In other words, Aoun challenges the very “culture of sectarianism” of Lebanon (to borrow historian Usama Makdisi’s phrase) that has been explicitly reinforced in 1861, 1926, 1943, and again in 1990 when it led to reduction in Christian political power. For Aoun, the “Cedar Revolution” discarding Syrian military occupation (which marginalized Christians) is only a first step and must be carried through to the radical denouement of the “Third Republic”.
The broadest ramifications of the Third Republic are not found in Aoun’s proposals for addressing the mundane issues of the environment or telecommunications, but rather national security. Thus, as the elections are looming, it is worth recalling Aoun’s ideas for defense strategy, first put forward at the second session of the Lebanese Dialogue last November and reiterated in the FPM Electoral Program.
The overarching theme is to not only merge the resistance with the
Army, but restructure society in a way that maximizes the deterrent
against Israel. The rationae, as the FPM Platform notes, is that, “[Israel] is incapable of
fighting in a resisting society. It succeeds from time to time in
particular operations, but if it remains permanently it is incapable of
dominating and continuing the occupation.” In the FPM’s proposed defense
strategy the resistance is, “formed out of the people and thus these
forces must cover all Lebanese territory.” Lebanese must consider whether such an approach is really the best way to develop Lebanon and avoid future conflict.
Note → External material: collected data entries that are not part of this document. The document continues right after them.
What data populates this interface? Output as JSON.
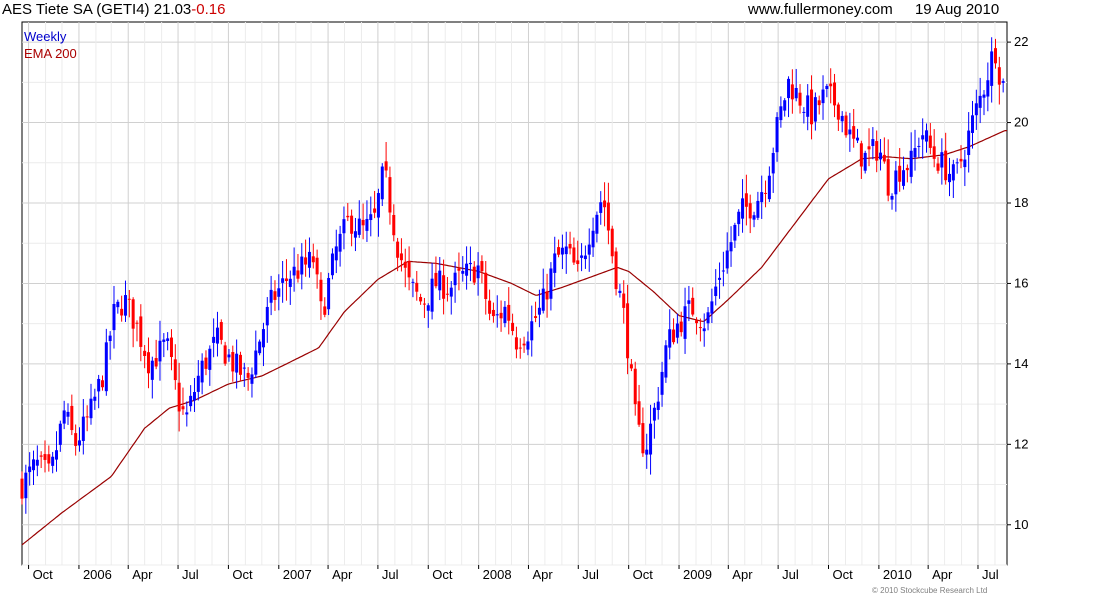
{
  "header": {
    "title": "AES Tiete SA (GETI4)",
    "last": "21.03",
    "change": "-0.16",
    "site": "www.fullermoney.com",
    "date": "19 Aug 2010"
  },
  "legend": {
    "weekly": "Weekly",
    "ema": "EMA 200",
    "weekly_color": "#0000cc",
    "ema_color": "#aa0000"
  },
  "footer": {
    "copyright": "© 2010 Stockcube Research Ltd"
  },
  "colors": {
    "up": "#0000ff",
    "down": "#ff0000",
    "ema": "#990000",
    "grid": "#d0d0d0",
    "grid_minor": "#ececec"
  },
  "chart_data": {
    "type": "candlestick",
    "interval": "weekly",
    "xlim": [
      "2005-09-19",
      "2010-08-23"
    ],
    "ylim": [
      9,
      22.5
    ],
    "y_ticks": [
      10,
      12,
      14,
      16,
      18,
      20,
      22
    ],
    "y_axis_side": "right",
    "grid": true,
    "x_ticks": [
      {
        "label": "Oct",
        "date": "2005-10-01"
      },
      {
        "label": "2006",
        "date": "2006-01-01"
      },
      {
        "label": "Apr",
        "date": "2006-04-01"
      },
      {
        "label": "Jul",
        "date": "2006-07-01"
      },
      {
        "label": "Oct",
        "date": "2006-10-01"
      },
      {
        "label": "2007",
        "date": "2007-01-01"
      },
      {
        "label": "Apr",
        "date": "2007-04-01"
      },
      {
        "label": "Jul",
        "date": "2007-07-01"
      },
      {
        "label": "Oct",
        "date": "2007-10-01"
      },
      {
        "label": "2008",
        "date": "2008-01-01"
      },
      {
        "label": "Apr",
        "date": "2008-04-01"
      },
      {
        "label": "Jul",
        "date": "2008-07-01"
      },
      {
        "label": "Oct",
        "date": "2008-10-01"
      },
      {
        "label": "2009",
        "date": "2009-01-01"
      },
      {
        "label": "Apr",
        "date": "2009-04-01"
      },
      {
        "label": "Jul",
        "date": "2009-07-01"
      },
      {
        "label": "Oct",
        "date": "2009-10-01"
      },
      {
        "label": "2010",
        "date": "2010-01-01"
      },
      {
        "label": "Apr",
        "date": "2010-04-01"
      },
      {
        "label": "Jul",
        "date": "2010-07-01"
      }
    ],
    "close_anchors": [
      [
        "2005-09-19",
        11.0
      ],
      [
        "2005-10-15",
        11.5
      ],
      [
        "2005-11-10",
        11.2
      ],
      [
        "2005-12-05",
        12.8
      ],
      [
        "2005-12-25",
        12.0
      ],
      [
        "2006-01-20",
        12.7
      ],
      [
        "2006-02-15",
        13.8
      ],
      [
        "2006-03-05",
        15.2
      ],
      [
        "2006-03-25",
        15.6
      ],
      [
        "2006-04-15",
        15.0
      ],
      [
        "2006-05-10",
        14.0
      ],
      [
        "2006-06-10",
        14.5
      ],
      [
        "2006-07-01",
        13.1
      ],
      [
        "2006-07-15",
        12.6
      ],
      [
        "2006-08-10",
        13.8
      ],
      [
        "2006-09-10",
        14.6
      ],
      [
        "2006-10-10",
        14.0
      ],
      [
        "2006-11-05",
        13.6
      ],
      [
        "2006-12-01",
        14.8
      ],
      [
        "2006-12-20",
        15.6
      ],
      [
        "2007-01-20",
        16.2
      ],
      [
        "2007-02-15",
        16.4
      ],
      [
        "2007-03-05",
        16.6
      ],
      [
        "2007-03-20",
        15.2
      ],
      [
        "2007-04-15",
        16.8
      ],
      [
        "2007-05-10",
        17.6
      ],
      [
        "2007-06-05",
        17.3
      ],
      [
        "2007-06-25",
        17.6
      ],
      [
        "2007-07-12",
        18.8
      ],
      [
        "2007-08-05",
        17.0
      ],
      [
        "2007-08-25",
        16.0
      ],
      [
        "2007-09-20",
        15.5
      ],
      [
        "2007-10-15",
        16.0
      ],
      [
        "2007-11-10",
        15.9
      ],
      [
        "2007-12-05",
        16.2
      ],
      [
        "2008-01-01",
        16.4
      ],
      [
        "2008-01-25",
        15.0
      ],
      [
        "2008-02-20",
        15.4
      ],
      [
        "2008-03-10",
        14.6
      ],
      [
        "2008-03-30",
        14.8
      ],
      [
        "2008-04-25",
        15.4
      ],
      [
        "2008-05-20",
        16.6
      ],
      [
        "2008-06-10",
        16.8
      ],
      [
        "2008-07-01",
        16.2
      ],
      [
        "2008-07-25",
        17.5
      ],
      [
        "2008-08-15",
        18.2
      ],
      [
        "2008-09-05",
        16.4
      ],
      [
        "2008-09-25",
        15.0
      ],
      [
        "2008-10-15",
        12.4
      ],
      [
        "2008-11-01",
        11.9
      ],
      [
        "2008-11-20",
        13.0
      ],
      [
        "2008-12-10",
        14.5
      ],
      [
        "2008-12-30",
        15.0
      ],
      [
        "2009-01-25",
        15.4
      ],
      [
        "2009-02-20",
        15.0
      ],
      [
        "2009-03-15",
        16.2
      ],
      [
        "2009-04-05",
        17.0
      ],
      [
        "2009-04-25",
        17.8
      ],
      [
        "2009-05-20",
        18.0
      ],
      [
        "2009-06-10",
        18.6
      ],
      [
        "2009-07-01",
        20.0
      ],
      [
        "2009-07-20",
        21.0
      ],
      [
        "2009-08-10",
        20.6
      ],
      [
        "2009-09-01",
        20.2
      ],
      [
        "2009-09-25",
        20.7
      ],
      [
        "2009-10-20",
        20.4
      ],
      [
        "2009-11-10",
        19.6
      ],
      [
        "2009-12-05",
        19.1
      ],
      [
        "2010-01-01",
        19.4
      ],
      [
        "2010-01-20",
        18.4
      ],
      [
        "2010-02-10",
        18.9
      ],
      [
        "2010-03-01",
        19.0
      ],
      [
        "2010-03-20",
        19.8
      ],
      [
        "2010-04-10",
        19.2
      ],
      [
        "2010-05-01",
        18.9
      ],
      [
        "2010-05-20",
        18.6
      ],
      [
        "2010-06-10",
        19.5
      ],
      [
        "2010-06-25",
        20.2
      ],
      [
        "2010-07-10",
        20.8
      ],
      [
        "2010-07-20",
        21.3
      ],
      [
        "2010-08-01",
        21.9
      ],
      [
        "2010-08-10",
        21.2
      ],
      [
        "2010-08-19",
        21.03
      ]
    ],
    "ema200_anchors": [
      [
        "2005-09-19",
        9.5
      ],
      [
        "2005-12-01",
        10.3
      ],
      [
        "2006-03-01",
        11.2
      ],
      [
        "2006-05-01",
        12.4
      ],
      [
        "2006-06-15",
        12.9
      ],
      [
        "2006-08-01",
        13.1
      ],
      [
        "2006-10-01",
        13.5
      ],
      [
        "2006-12-01",
        13.7
      ],
      [
        "2007-01-15",
        14.0
      ],
      [
        "2007-03-15",
        14.4
      ],
      [
        "2007-05-01",
        15.3
      ],
      [
        "2007-07-01",
        16.1
      ],
      [
        "2007-08-25",
        16.55
      ],
      [
        "2007-10-15",
        16.5
      ],
      [
        "2008-01-01",
        16.3
      ],
      [
        "2008-03-01",
        16.0
      ],
      [
        "2008-04-15",
        15.7
      ],
      [
        "2008-06-01",
        15.9
      ],
      [
        "2008-08-01",
        16.2
      ],
      [
        "2008-09-10",
        16.4
      ],
      [
        "2008-10-01",
        16.3
      ],
      [
        "2008-11-15",
        15.8
      ],
      [
        "2009-01-01",
        15.2
      ],
      [
        "2009-02-15",
        15.05
      ],
      [
        "2009-04-01",
        15.6
      ],
      [
        "2009-06-01",
        16.4
      ],
      [
        "2009-08-01",
        17.5
      ],
      [
        "2009-10-01",
        18.6
      ],
      [
        "2009-12-01",
        19.1
      ],
      [
        "2010-01-15",
        19.15
      ],
      [
        "2010-03-01",
        19.1
      ],
      [
        "2010-05-01",
        19.2
      ],
      [
        "2010-06-15",
        19.4
      ],
      [
        "2010-08-19",
        19.8
      ]
    ]
  }
}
In a recent interview with Ahmad Mansour on al-Jazeera Aoun was asked about the Resistance’s weapons and whether he thinks it’s necessary for the Resistance to have its own communications network when there is a Lebanese state. Aoun replied that there is no state (”ما في دولة قائمة”). When asked what he meant by that, Aoun responded that since 1983 Christians have been prevented from returning to their homes in the Shouf. He explains that Jumblatt has weapons that allow him to have his way in the mountain at the expense of the Christians, implying that the state cannot impose its justice througout Lebanese territory. When pressed about Hezbollah’s weapons, Aoun dodged the question and returned to Jumblatt. It is instructive that of all the many criticisms that could be made of the Lebanese state and its absence he chose to raise a particular sectarian dispute.
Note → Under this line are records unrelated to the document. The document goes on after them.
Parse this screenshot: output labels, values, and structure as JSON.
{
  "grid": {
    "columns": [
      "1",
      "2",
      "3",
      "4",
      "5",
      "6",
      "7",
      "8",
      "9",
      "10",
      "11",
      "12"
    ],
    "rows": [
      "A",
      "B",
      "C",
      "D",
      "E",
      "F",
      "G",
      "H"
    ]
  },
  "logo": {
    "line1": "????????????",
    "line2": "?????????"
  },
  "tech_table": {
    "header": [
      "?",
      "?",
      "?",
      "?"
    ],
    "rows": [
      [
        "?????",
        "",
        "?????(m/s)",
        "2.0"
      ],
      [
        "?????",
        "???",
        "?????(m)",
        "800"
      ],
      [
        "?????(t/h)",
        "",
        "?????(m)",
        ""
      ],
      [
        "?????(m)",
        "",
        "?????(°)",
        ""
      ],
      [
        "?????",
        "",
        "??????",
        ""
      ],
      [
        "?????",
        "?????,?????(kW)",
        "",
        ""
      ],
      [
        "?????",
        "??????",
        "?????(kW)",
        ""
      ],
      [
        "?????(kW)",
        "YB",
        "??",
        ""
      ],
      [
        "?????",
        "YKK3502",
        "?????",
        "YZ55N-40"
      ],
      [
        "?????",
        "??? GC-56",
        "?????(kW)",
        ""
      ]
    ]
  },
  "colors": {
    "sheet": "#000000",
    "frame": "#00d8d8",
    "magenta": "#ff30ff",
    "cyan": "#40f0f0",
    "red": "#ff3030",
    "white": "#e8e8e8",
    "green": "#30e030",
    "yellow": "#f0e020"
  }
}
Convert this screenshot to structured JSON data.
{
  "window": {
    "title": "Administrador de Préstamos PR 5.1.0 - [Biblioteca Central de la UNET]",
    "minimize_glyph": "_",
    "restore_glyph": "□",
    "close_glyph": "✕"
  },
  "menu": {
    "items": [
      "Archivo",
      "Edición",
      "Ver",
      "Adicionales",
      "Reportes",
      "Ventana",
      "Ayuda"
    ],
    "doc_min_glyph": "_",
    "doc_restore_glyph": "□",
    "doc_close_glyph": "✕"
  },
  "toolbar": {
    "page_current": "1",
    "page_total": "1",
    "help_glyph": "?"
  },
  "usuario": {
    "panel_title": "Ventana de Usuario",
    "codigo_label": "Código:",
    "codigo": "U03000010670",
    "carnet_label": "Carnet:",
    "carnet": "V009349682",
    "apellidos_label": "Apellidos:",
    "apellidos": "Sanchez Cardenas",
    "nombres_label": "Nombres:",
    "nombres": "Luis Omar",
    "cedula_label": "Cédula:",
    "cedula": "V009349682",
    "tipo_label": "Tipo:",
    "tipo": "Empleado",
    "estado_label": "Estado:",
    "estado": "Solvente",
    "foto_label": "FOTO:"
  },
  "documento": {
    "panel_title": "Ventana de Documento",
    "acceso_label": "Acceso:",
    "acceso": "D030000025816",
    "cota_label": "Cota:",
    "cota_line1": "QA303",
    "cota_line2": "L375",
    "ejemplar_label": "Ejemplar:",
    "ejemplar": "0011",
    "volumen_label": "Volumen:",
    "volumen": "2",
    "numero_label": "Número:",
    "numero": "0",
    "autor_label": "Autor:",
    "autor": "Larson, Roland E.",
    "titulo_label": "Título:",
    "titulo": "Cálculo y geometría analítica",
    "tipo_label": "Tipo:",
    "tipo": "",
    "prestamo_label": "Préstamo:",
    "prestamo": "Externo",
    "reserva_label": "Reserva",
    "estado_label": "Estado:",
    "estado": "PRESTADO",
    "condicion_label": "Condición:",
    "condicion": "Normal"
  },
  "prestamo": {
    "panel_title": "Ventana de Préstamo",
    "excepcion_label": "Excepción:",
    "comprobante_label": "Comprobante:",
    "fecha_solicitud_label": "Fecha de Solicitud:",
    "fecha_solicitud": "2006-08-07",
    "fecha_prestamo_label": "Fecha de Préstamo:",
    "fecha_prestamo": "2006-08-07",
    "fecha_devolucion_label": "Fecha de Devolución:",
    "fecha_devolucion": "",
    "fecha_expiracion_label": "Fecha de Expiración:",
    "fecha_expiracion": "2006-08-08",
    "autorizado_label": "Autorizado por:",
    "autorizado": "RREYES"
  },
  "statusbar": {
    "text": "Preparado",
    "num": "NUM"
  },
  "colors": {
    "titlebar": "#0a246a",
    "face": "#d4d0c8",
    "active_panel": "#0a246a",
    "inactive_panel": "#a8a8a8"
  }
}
Aoun and his supporters exchange the potentially self-destructive support they offer to Hezbollah for a chance to undermine the status quo. Aoun seeks to exploit dissatisfaction against passive zuama’ or outstanding local Christian grievances such as the displaced to increase his Parliamentary share come June 7. Setting aside the material incentives of handouts to vote for one side or the other, a rational Christian voter in, for example, the Metn must determine whether the reform agenda of Aoun is really that much more compelling than those offered by the March 14 coalition to warrant the added risk of conflict under the “resistance” state.